Recent fatal floods in Pakistan, Puerto Rico, and Nigeria, severe droughts in Somalia, Kenya, and Ethiopia, extreme temperatures in the Sahel, devastation from Hurricane Ian in the United States, and deadly heat waves across Europe are serving as warning signals that highlight the urgent need both for collective action and climate compensation. Enhanced commitments and finance for climate mitigation, strengthened adaptation policies, and the establishment of a new mechanism for addressing loss and damage represent some key pathways forward at the “African COP.”
In order to limit global warming to well below 2˚C in alignment with the Paris Agreement and to advance climate justice, we must prioritize the establishment of new global systems that dismantle systems of oppression, unequal power dynamics and unearned privilege, and colonial ideals that are still perpetuated today.
New models of community care can help address inequities amplified by climate change by prioritizing those who are already suffering due to the impacts of climate change. A just transition recognizes both intersectional and disproportionate impacts of climate change on communities who have contributed the least to the problem: Historically, less than 4% of global emissions have come from Africa, whereas some of the most devastating climate-induced extreme weather events are now happening on the continent.

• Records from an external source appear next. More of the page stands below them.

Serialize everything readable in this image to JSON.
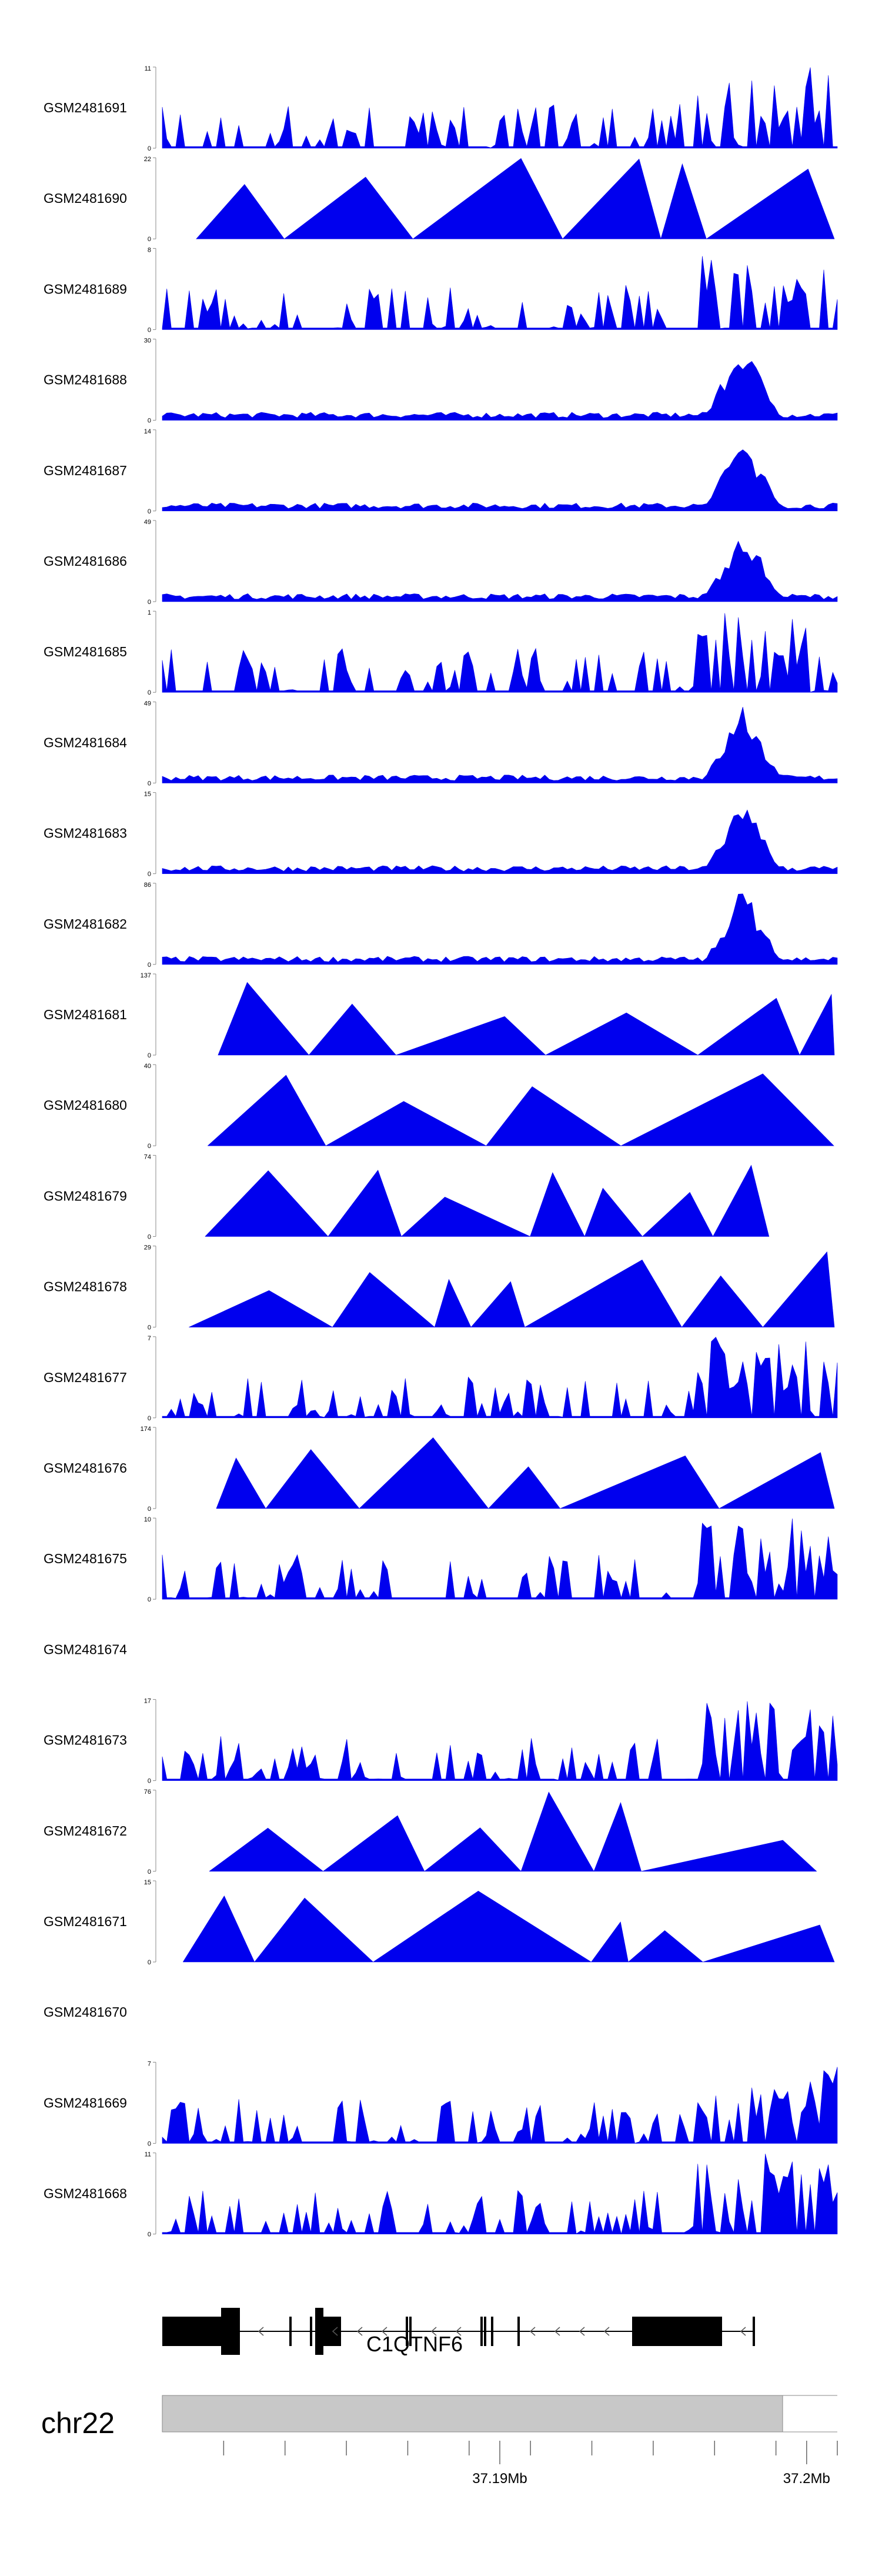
{
  "chart_data": {
    "type": "area",
    "fill_color": "#0000ee",
    "x_range": [
      37179000,
      37201000
    ],
    "tracks": [
      {
        "name": "GSM2481691",
        "ymax": 11,
        "shape": "dense"
      },
      {
        "name": "GSM2481690",
        "ymax": 22,
        "shape": "sparse"
      },
      {
        "name": "GSM2481689",
        "ymax": 8,
        "shape": "dense"
      },
      {
        "name": "GSM2481688",
        "ymax": 30,
        "shape": "peak"
      },
      {
        "name": "GSM2481687",
        "ymax": 14,
        "shape": "peak"
      },
      {
        "name": "GSM2481686",
        "ymax": 49,
        "shape": "peak"
      },
      {
        "name": "GSM2481685",
        "ymax": 1,
        "shape": "dense"
      },
      {
        "name": "GSM2481684",
        "ymax": 49,
        "shape": "peak"
      },
      {
        "name": "GSM2481683",
        "ymax": 15,
        "shape": "peak"
      },
      {
        "name": "GSM2481682",
        "ymax": 86,
        "shape": "peak"
      },
      {
        "name": "GSM2481681",
        "ymax": 137,
        "shape": "sparse"
      },
      {
        "name": "GSM2481680",
        "ymax": 40,
        "shape": "sparse"
      },
      {
        "name": "GSM2481679",
        "ymax": 74,
        "shape": "sparse"
      },
      {
        "name": "GSM2481678",
        "ymax": 29,
        "shape": "sparse"
      },
      {
        "name": "GSM2481677",
        "ymax": 7,
        "shape": "dense"
      },
      {
        "name": "GSM2481676",
        "ymax": 174,
        "shape": "sparse"
      },
      {
        "name": "GSM2481675",
        "ymax": 10,
        "shape": "dense"
      },
      {
        "name": "GSM2481674",
        "ymax": null,
        "shape": "empty"
      },
      {
        "name": "GSM2481673",
        "ymax": 17,
        "shape": "dense"
      },
      {
        "name": "GSM2481672",
        "ymax": 76,
        "shape": "sparse"
      },
      {
        "name": "GSM2481671",
        "ymax": 15,
        "shape": "sparse"
      },
      {
        "name": "GSM2481670",
        "ymax": null,
        "shape": "empty"
      },
      {
        "name": "GSM2481669",
        "ymax": 7,
        "shape": "dense"
      },
      {
        "name": "GSM2481668",
        "ymax": 11,
        "shape": "dense"
      }
    ],
    "gene": {
      "name": "C1QTNF6",
      "strand": "-"
    },
    "chromosome": "chr22",
    "axis_ticks": [
      {
        "label": "37.19Mb",
        "value": 37190000
      },
      {
        "label": "37.2Mb",
        "value": 37200000
      }
    ]
  }
}
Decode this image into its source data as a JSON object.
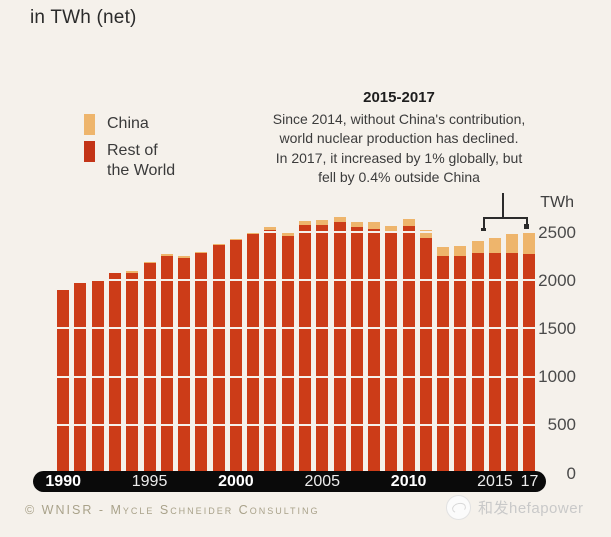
{
  "title": "in TWh (net)",
  "legend": {
    "china": "China",
    "rest_of_world_lines": [
      "Rest of",
      "the World"
    ]
  },
  "annotation": {
    "heading": "2015-2017",
    "lines": [
      "Since 2014, without China's contribution,",
      "world nuclear production has declined.",
      "In 2017, it increased by 1% globally, but",
      "fell by 0.4% outside China"
    ]
  },
  "axis": {
    "unit_label": "TWh",
    "y_ticks": [
      2500,
      2000,
      1500,
      1000,
      500,
      0
    ],
    "x_ticks": [
      {
        "label": "1990",
        "index": 0,
        "bold": true
      },
      {
        "label": "1995",
        "index": 5,
        "bold": false
      },
      {
        "label": "2000",
        "index": 10,
        "bold": true
      },
      {
        "label": "2005",
        "index": 15,
        "bold": false
      },
      {
        "label": "2010",
        "index": 20,
        "bold": true
      },
      {
        "label": "2015",
        "index": 25,
        "bold": false
      },
      {
        "label": "17",
        "index": 27,
        "bold": false
      }
    ]
  },
  "footer": {
    "copyright": "© WNISR - Mycle Schneider Consulting"
  },
  "watermark": {
    "text": "和发hefapower"
  },
  "colors": {
    "background": "#F5F1EB",
    "china": "#EEB56C",
    "rest_of_world": "#CC3C18",
    "axis_pill": "#0a0a0a"
  },
  "chart_data": {
    "type": "bar",
    "stacked": true,
    "title": "in TWh (net)",
    "ylabel": "TWh",
    "ylim": [
      0,
      2700
    ],
    "grid": "horizontal every 500 TWh",
    "legend_position": "upper left",
    "x": [
      1990,
      1991,
      1992,
      1993,
      1994,
      1995,
      1996,
      1997,
      1998,
      1999,
      2000,
      2001,
      2002,
      2003,
      2004,
      2005,
      2006,
      2007,
      2008,
      2009,
      2010,
      2011,
      2012,
      2013,
      2014,
      2015,
      2016,
      2017
    ],
    "series": [
      {
        "name": "Rest of the World",
        "color": "#CC3C18",
        "values": [
          1895,
          1968,
          1993,
          2070,
          2077,
          2180,
          2254,
          2234,
          2277,
          2365,
          2414,
          2484,
          2522,
          2462,
          2568,
          2576,
          2603,
          2549,
          2536,
          2492,
          2559,
          2436,
          2254,
          2254,
          2286,
          2280,
          2278,
          2271
        ]
      },
      {
        "name": "China",
        "color": "#EEB56C",
        "values": [
          0,
          0,
          0,
          0,
          14,
          12,
          14,
          14,
          14,
          15,
          16,
          17,
          25,
          42,
          48,
          50,
          55,
          59,
          65,
          66,
          71,
          82,
          92,
          105,
          124,
          161,
          198,
          232
        ]
      }
    ]
  }
}
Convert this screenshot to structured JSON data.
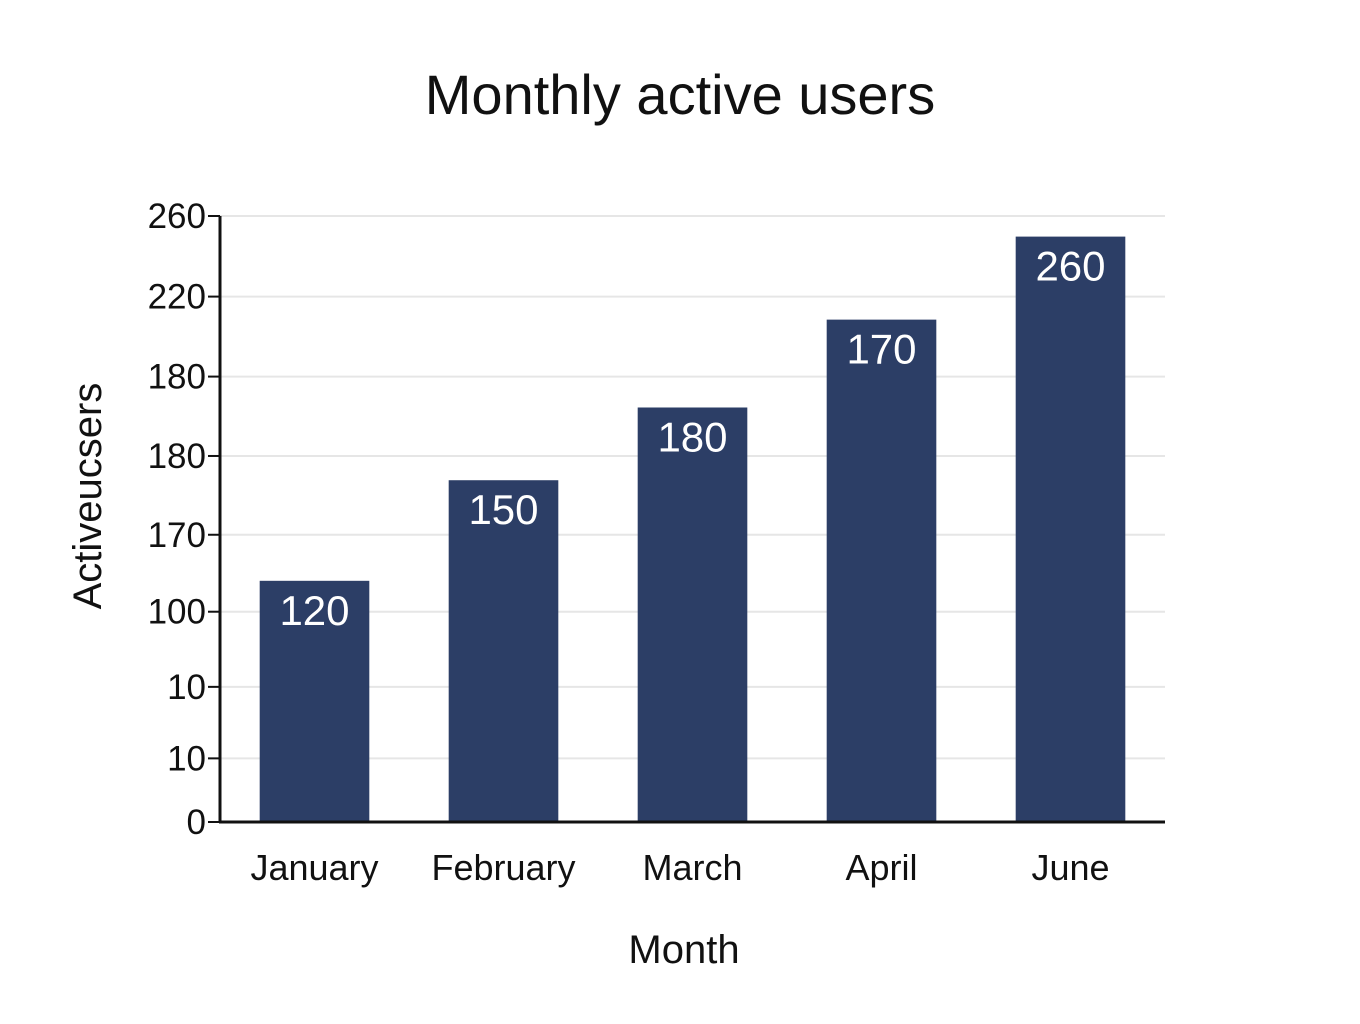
{
  "colors": {
    "bar": "#2c3e66",
    "grid": "#e6e6e6",
    "axis": "#111111"
  },
  "chart_data": {
    "type": "bar",
    "title": "Monthly active users",
    "xlabel": "Month",
    "ylabel": "Activeucsers",
    "categories": [
      "January",
      "February",
      "March",
      "April",
      "June"
    ],
    "values": [
      120,
      150,
      180,
      170,
      260
    ],
    "data_labels": [
      "120",
      "150",
      "180",
      "170",
      "260"
    ],
    "bar_fractions": [
      0.398,
      0.564,
      0.684,
      0.829,
      0.966
    ],
    "ytick_labels": [
      "0",
      "10",
      "10",
      "100",
      "170",
      "180",
      "180",
      "220",
      "260"
    ],
    "ytick_fractions": [
      0.0,
      0.105,
      0.223,
      0.347,
      0.474,
      0.604,
      0.735,
      0.867,
      1.0
    ],
    "grid": true,
    "legend": "none"
  }
}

To date, we are not on track to reach our global climate goals and we have already seen dramatic changes to our climate with a 1.1˚C global average temperature increase since preindustrial times. If all national climate commitments were fulfilled by 2030, we would still reach a 2.6˚C temperature increase by the end of this century, far exceeding the proposed limits on global temperature increase outlined in the Paris Agreement. Maintaining business as usual will exacerbate harm caused by climate change even further, leading us to a 2.8˚C temperature rise by the end of this century. In that regard, it is important to note that only 24 of 193 countries have updated their nationally determined contributions. For that reason, advanced commitments and action to accelerate climate mitigation are needed: Every fraction of a degree matters.
The demands of the most impacted—particularly African, Indigenous, youth, and women voices—must be centered throughout these next two weeks at COP27 and beyond, and actions must be put into place to strengthen locally led adaptation, fulfill promised pledges, and finance loss and damage. Indeed, from 1970 to 2019, 115 deaths and losses of $202 million have been recorded daily, and due to the systemic exclusion of vital resources, women from under-resourced communities are disproportionately impacted. Even though women face various barriers and lack representation in COP delegations, they are agents of change and key to advancing climate action and solutions.
Local actors on the front lines of climate change are best situated to identify solutions that pull “triple duty”—advancing adaptation and gender equality while reducing or sequestering emissions. Centering climate-smart development will help to mitigate future harm and have a positive impact on human health and well-being. We need to remember that our health doesn’t have to be at the mercy of fossil fuels—instead, we have the opportunity to work together to achieve societal transformation and advance all forms of knowledge to meet our shared goals.
This is our opportunity not only to radically reimagine all systems to be in solidarity with one another, but also to center community well-being and planetary health with a sense of profound urgency so that we can enact meaningful, synergistic action for decades to come to address the climate crisis.